News Archive

Graphics Processing Units Top the List of PEARC22 Papers Presented by SDSC’s Igor Sfiligoi

Published August 11, 2022

Like with CPUs, many users can share a single GPU.  NVIDIA Corporation

Lead Scientific Software Developer and Researcher Igor Sfiligoi, of the San Diego Supercomputer Center (SDSC) at UC San Diego, presented three short papers at the 2022 Practice and Experience in Advanced Research Computing (PEARC22) conference, which was held last month in Boston, Massachusetts.

 Sfiligoi has been deeply involved in Graphics Processing Unit (GPU)-accelerated computing, which helped  him realize that there are significant issues in how GPU computation is usually accounted for. He said that the issues have only grown larger as GPUs become increasingly faster and as fractional use of GPUs grows in popularity. His paper, The Anachronism of Whole-GPU Accounting, presented at PEARC22 provided experimental data and a detailed analysis of the problem.

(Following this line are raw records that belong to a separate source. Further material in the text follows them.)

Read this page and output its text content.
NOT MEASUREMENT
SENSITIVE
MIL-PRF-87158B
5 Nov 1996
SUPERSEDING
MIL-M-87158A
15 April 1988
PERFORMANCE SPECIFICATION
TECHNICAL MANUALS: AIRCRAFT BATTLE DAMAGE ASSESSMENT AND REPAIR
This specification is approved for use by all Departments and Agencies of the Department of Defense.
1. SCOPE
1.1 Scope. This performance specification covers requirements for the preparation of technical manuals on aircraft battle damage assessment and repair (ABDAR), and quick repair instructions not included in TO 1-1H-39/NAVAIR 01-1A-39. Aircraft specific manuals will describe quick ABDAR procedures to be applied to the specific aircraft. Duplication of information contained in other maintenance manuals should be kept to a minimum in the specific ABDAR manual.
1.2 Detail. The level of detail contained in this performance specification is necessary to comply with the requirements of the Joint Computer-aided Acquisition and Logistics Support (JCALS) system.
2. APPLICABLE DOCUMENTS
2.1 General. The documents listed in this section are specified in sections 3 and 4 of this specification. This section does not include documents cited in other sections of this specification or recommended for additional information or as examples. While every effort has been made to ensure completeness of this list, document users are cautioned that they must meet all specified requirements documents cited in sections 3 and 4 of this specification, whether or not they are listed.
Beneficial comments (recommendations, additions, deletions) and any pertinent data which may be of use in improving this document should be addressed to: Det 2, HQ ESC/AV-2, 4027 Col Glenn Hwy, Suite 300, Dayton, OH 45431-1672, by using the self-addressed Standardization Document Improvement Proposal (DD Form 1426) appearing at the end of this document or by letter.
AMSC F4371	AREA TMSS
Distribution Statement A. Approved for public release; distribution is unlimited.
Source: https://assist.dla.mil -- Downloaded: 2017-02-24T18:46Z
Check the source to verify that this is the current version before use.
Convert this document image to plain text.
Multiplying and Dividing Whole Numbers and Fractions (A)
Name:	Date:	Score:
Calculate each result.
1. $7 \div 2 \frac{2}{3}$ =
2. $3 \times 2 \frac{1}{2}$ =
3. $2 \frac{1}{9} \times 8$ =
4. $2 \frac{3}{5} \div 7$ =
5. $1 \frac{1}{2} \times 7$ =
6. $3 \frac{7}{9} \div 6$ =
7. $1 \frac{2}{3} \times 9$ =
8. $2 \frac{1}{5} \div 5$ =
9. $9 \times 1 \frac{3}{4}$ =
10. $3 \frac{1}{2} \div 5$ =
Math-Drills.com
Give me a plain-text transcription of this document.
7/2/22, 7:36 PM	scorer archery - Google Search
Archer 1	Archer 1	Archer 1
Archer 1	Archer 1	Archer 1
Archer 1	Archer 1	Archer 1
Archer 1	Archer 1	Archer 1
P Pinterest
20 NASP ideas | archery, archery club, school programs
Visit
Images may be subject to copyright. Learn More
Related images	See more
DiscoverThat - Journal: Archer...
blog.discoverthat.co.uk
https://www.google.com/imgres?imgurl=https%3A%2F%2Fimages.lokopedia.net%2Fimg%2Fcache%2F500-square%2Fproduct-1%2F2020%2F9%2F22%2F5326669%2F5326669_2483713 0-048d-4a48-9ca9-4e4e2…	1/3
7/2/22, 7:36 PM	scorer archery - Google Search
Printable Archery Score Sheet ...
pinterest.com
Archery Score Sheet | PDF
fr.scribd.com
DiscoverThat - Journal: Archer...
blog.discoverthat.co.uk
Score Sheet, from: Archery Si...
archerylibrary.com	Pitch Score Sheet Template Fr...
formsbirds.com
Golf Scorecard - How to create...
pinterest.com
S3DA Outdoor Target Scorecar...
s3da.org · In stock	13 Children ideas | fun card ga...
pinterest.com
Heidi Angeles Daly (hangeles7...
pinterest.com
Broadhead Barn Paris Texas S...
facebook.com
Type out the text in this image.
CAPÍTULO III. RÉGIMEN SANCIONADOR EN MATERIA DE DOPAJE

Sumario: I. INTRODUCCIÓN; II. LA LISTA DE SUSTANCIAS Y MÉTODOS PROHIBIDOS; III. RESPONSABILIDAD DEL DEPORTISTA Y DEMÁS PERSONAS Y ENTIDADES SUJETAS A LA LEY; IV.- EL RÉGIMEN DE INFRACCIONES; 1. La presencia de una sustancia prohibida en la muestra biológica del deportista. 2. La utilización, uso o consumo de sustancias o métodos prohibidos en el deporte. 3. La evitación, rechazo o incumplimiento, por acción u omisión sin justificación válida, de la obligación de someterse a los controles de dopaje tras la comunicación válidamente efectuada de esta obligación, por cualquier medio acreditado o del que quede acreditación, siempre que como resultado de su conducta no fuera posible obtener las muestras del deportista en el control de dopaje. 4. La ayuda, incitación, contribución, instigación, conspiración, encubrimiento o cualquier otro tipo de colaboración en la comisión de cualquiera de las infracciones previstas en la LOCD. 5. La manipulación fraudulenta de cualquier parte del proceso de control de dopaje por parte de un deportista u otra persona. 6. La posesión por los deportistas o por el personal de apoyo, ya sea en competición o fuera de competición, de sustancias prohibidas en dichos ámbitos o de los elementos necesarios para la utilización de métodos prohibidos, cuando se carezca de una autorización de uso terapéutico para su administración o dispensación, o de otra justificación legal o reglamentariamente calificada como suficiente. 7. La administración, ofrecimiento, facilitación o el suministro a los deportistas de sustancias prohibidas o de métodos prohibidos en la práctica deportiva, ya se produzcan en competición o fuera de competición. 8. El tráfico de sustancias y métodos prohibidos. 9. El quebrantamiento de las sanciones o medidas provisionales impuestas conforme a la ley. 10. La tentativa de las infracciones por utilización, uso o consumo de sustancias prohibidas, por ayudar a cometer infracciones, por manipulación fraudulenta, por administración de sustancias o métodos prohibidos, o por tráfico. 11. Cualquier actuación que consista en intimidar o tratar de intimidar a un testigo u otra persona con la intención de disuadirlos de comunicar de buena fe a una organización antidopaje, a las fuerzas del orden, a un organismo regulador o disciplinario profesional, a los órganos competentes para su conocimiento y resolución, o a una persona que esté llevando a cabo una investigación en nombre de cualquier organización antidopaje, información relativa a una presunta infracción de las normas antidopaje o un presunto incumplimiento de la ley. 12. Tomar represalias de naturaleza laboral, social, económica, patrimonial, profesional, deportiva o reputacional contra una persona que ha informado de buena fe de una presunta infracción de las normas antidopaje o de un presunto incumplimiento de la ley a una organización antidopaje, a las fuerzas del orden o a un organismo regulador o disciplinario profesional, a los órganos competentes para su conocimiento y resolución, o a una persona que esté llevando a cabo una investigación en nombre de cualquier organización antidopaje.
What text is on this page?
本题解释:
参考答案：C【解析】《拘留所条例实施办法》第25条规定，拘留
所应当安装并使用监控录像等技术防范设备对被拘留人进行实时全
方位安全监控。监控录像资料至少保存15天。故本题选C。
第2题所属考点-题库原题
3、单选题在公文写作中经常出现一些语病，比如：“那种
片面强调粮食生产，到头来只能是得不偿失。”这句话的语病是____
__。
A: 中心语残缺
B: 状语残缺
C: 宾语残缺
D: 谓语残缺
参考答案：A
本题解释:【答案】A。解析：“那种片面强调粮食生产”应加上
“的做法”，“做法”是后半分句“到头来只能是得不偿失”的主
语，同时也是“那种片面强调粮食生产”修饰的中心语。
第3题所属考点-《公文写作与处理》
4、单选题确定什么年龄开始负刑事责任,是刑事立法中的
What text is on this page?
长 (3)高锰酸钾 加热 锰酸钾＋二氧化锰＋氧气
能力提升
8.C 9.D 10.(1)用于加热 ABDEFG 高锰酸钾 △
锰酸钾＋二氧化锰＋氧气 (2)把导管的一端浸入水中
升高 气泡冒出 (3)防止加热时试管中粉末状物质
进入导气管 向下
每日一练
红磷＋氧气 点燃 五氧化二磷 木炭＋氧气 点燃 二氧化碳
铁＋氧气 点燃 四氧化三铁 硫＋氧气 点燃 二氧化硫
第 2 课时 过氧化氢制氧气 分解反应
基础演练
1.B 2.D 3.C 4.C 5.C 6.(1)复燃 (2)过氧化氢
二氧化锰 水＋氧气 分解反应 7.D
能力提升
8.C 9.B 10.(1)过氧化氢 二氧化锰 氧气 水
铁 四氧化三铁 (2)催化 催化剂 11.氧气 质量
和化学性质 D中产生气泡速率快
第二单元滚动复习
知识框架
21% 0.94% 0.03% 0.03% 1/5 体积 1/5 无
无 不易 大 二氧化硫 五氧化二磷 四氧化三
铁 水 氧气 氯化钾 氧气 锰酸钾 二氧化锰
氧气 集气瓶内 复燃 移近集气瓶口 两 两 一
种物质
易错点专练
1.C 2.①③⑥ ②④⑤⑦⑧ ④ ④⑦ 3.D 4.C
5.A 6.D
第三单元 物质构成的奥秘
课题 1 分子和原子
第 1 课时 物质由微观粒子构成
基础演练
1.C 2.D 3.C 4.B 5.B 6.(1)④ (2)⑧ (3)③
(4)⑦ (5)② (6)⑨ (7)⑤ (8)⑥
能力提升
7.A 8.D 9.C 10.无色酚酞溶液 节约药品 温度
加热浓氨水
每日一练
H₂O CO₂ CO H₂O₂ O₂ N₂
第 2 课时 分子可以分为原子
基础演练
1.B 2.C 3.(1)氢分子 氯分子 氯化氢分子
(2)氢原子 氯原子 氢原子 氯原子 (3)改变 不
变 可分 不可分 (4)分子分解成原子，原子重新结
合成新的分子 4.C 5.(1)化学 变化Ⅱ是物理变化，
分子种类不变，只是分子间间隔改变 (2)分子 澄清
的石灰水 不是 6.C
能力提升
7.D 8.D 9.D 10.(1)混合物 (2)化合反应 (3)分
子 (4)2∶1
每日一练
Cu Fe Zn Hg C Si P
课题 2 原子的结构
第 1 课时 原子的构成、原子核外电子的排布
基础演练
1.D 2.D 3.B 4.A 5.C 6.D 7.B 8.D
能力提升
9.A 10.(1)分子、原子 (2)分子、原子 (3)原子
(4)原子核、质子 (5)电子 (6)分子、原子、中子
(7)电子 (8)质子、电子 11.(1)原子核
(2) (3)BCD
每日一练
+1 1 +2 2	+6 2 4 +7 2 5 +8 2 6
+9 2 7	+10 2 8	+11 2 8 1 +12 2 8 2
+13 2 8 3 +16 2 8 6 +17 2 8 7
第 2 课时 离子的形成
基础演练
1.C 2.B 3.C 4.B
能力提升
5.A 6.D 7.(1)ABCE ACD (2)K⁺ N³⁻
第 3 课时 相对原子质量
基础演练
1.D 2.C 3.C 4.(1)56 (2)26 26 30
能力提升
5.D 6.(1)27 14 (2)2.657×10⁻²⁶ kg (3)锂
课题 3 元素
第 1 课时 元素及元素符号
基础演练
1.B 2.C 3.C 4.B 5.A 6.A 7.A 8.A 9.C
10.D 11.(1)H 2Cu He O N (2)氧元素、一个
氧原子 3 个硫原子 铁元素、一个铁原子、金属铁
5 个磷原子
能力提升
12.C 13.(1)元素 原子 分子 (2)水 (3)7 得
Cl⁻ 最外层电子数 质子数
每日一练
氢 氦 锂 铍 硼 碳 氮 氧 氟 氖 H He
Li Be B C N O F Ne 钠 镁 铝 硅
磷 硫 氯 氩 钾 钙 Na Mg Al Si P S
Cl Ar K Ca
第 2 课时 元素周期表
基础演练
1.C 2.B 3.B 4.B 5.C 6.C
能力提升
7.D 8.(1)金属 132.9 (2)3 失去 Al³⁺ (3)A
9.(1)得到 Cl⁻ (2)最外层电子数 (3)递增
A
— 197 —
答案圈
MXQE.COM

 “As GPU computing becomes mainstream,” Sfiligoi said. “It is time we stop treating it as a special case and apply available best-practices, instead.”

 Sfiligoi explained that the SDSC-affiliated Pacific Research Platform (PRP) is a major GPU resource provider in the academic community. “It’s Kubernetes-based approach has proven very successful, but not everyone is willing to adopt a Kubernetes-first approach,” he said.

 One such community that utilizes the Kubernetes framework is the National Science Foundation-funded IceCube experiment, which relies on the HTCondor-based OSG software stack for most of its simulation needs.

Sfiligoi’s PEARC22 paper Auto-scaling HTCondor Pools Using Kubernetes Compute Resources described the “glue” used in PRP to bridge two methods of work.

“Kubernetes is a great system for managing your resources,” Sfiligoi said. “But, HTCondor is much better at spreading the load over many datacenters. Having a way to bridge the two is thus very important.”

Sfiligoi has also been involved with an array of fusion science simulation projects. As with many compute-intensive science domains, fusion scientists tend to make heavy use of GPUs. The challenge for these users is how best to neatly partition between individual compute hosts, so networking becomes a very important part of the overall system. In his paper Comparing Single-Node and Multi-Node Performance of an Important Fusion HPC Code Benchmark, Sfiligoi provided a fusion-relevant comparison among several of the best systems currently available.

“As compute nodes become increasingly faster, we must ensure that networking keeps pace or we will not be able to make good use of them,” he said. “For the past decade or so, this was not the case.”

Sfiligoi also recently authored a Google Cloud article titled Using Google Kubernetes Engine’s GPU sharing to search for neutrinos, which discussed how GPU sharing in Google Kubernetes Engines helped researchers detect neutrinos at the South Pole with the gigaton-scale IceCube Neutrino Observatory.

Sfiligoi, who is also the senior research scientist of  Distributed High-Throughput Computing at SDSC, works on a variety of projects in collaboration with SDSC personnel on the PRP and the Open Science Grid (OSG), as well as several external collaborators, including University of Wisconsin-Madison personnel on the IceCube experiment and General Atomics personnel on Fusion Science.